Unrast machte sich in Hordelab breit. Tendzins Frau kam ihm in den Sinn. Die Menschen waren hilfsbereit, wenn sie glaubten, dass es einem der Ihren schlecht erging. Tendzin verzichtete auf seinen Dienst, um seiner Frau zu helfen, Jamyang wiederum half Tendzin aus der Klemme. Und Maddrax half ohnehin jedem in Not, ob es nun Sinn machte oder nicht. Diesen Wesenszug der Menschen würde Hordelab nie verstehen. Es war wie eine Art Zwangshandlung.

Aber ich kann versuchen, das auszunutzen …

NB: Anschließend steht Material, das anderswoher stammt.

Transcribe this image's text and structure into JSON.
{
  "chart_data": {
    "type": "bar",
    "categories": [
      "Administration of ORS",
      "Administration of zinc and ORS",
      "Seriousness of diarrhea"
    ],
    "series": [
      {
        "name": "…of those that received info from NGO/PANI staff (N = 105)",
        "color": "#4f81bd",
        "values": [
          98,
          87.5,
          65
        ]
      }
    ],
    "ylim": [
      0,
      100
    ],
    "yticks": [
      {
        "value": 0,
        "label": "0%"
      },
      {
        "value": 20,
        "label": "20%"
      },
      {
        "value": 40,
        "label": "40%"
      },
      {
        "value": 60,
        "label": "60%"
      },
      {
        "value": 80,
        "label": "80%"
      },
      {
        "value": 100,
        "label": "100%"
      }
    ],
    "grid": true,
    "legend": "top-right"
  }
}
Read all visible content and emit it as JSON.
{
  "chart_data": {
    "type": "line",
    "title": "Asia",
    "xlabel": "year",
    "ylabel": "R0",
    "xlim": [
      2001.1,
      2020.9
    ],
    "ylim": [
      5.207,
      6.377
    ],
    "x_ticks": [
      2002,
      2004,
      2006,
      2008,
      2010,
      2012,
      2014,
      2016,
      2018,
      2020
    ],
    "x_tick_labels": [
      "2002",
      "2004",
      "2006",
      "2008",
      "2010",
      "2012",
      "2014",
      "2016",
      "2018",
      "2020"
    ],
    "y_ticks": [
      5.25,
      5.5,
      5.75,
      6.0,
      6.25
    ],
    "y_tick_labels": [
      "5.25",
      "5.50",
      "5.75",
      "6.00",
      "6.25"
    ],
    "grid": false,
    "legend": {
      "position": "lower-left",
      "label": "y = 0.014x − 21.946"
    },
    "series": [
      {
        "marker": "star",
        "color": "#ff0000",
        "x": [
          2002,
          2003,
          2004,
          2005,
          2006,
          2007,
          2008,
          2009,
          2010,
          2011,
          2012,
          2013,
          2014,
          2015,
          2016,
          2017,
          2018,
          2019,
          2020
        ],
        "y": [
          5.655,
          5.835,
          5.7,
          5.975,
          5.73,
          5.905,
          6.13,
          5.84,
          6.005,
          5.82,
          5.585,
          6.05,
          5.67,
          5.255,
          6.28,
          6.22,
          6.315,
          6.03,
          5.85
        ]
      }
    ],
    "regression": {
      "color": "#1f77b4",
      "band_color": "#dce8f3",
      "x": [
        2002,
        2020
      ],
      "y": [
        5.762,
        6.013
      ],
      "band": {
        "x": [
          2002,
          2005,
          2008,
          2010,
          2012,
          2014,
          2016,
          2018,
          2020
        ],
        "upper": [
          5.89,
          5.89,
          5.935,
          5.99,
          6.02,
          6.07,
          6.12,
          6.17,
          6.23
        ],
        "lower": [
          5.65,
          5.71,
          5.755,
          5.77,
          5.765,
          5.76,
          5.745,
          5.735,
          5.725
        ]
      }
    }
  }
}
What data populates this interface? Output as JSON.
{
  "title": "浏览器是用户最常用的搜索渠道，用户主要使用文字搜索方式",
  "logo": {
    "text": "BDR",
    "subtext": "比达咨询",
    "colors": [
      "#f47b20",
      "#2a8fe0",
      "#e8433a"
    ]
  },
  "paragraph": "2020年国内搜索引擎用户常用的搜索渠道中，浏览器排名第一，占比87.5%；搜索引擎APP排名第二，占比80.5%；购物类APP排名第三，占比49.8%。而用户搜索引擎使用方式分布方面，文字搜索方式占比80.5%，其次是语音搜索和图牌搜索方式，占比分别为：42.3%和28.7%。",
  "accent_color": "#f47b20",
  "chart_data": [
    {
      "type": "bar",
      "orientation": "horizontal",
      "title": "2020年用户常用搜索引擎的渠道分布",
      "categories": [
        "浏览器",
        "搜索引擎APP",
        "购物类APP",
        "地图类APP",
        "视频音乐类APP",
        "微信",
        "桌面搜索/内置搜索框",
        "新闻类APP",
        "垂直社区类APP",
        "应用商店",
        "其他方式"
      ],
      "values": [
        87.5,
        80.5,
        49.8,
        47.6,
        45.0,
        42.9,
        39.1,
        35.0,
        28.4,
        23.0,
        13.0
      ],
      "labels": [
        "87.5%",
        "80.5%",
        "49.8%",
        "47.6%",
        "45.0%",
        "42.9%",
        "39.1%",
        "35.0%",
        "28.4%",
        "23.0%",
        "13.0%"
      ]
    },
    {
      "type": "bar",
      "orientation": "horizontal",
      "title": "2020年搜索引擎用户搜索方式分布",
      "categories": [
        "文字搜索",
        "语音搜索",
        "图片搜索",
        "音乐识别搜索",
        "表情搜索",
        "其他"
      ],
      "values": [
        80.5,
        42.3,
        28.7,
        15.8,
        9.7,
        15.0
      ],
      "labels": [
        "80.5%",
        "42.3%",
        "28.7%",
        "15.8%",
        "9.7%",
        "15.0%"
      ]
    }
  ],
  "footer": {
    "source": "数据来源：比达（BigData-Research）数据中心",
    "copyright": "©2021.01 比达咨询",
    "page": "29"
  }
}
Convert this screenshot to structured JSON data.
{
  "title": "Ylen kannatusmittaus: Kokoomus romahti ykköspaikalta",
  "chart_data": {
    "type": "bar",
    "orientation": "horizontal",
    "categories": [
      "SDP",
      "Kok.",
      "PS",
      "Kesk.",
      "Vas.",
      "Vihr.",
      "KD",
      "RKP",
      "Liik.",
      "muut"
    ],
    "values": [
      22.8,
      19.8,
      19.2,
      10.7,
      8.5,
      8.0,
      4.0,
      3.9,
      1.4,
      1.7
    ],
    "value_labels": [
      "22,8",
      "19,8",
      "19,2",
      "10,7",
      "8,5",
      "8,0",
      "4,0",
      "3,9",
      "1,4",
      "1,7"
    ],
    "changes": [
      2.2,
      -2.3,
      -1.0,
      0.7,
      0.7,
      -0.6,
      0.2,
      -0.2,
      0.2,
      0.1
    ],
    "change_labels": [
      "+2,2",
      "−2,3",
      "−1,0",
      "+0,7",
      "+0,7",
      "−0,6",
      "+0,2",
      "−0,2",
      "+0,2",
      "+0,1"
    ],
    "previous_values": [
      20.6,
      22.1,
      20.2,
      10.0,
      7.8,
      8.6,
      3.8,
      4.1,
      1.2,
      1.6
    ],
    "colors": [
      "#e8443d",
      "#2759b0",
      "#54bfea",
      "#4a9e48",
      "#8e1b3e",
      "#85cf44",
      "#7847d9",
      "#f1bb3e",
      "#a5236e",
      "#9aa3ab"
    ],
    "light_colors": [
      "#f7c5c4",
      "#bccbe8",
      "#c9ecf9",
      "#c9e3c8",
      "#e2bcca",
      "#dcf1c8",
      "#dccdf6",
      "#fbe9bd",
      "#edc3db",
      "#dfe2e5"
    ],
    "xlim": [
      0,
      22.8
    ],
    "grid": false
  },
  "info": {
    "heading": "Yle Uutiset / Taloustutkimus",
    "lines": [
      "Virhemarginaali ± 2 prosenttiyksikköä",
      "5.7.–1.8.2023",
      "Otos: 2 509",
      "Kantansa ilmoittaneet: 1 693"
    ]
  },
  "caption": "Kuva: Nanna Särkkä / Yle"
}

„Ich habe Hunger, Jamyang“, sagte er. „Kannst du mir etwas zu essen besorgen?“

„Aber natürlich, Hordelab.“ Er grinste. „Auch wenn noch keine Essenszeit ist, Tendzin hat seine Ration stehenlassen. Ich kann dir also Lammkeule, Buttertee und Hirsebrei anbieten.“

„Das ist gut.“

Jamyang verschwand und erschien kurz darauf wieder mit einem Tablett, auf dem eine dampfende Schüssel und eine Tasse standen. Der Wächter schob das Tablett durch die kleine Öffnung am unteren Ende der Gittertür. Der Initiator bedankte sich, nahm das Tablett und setzte sich an den Tisch. Mit dem Löffel schaufelte er den Hirsebrei in sich hinein, spülte mit Buttertee nach und widmete sich dann der Lammkeule, deren Geschmack ihm ebenfalls fremd war. Als er den Knochen in der Keule bemerkte, modifizierte er seinen Plan.

Plötzlich versteifte sich Hordelab. Er stöhnte und riss die Augen weit auf. Dann griff er sich mit beiden Händen an den Hals und begann zu gurgeln. Dabei ließ er sich vom Stuhl fallen.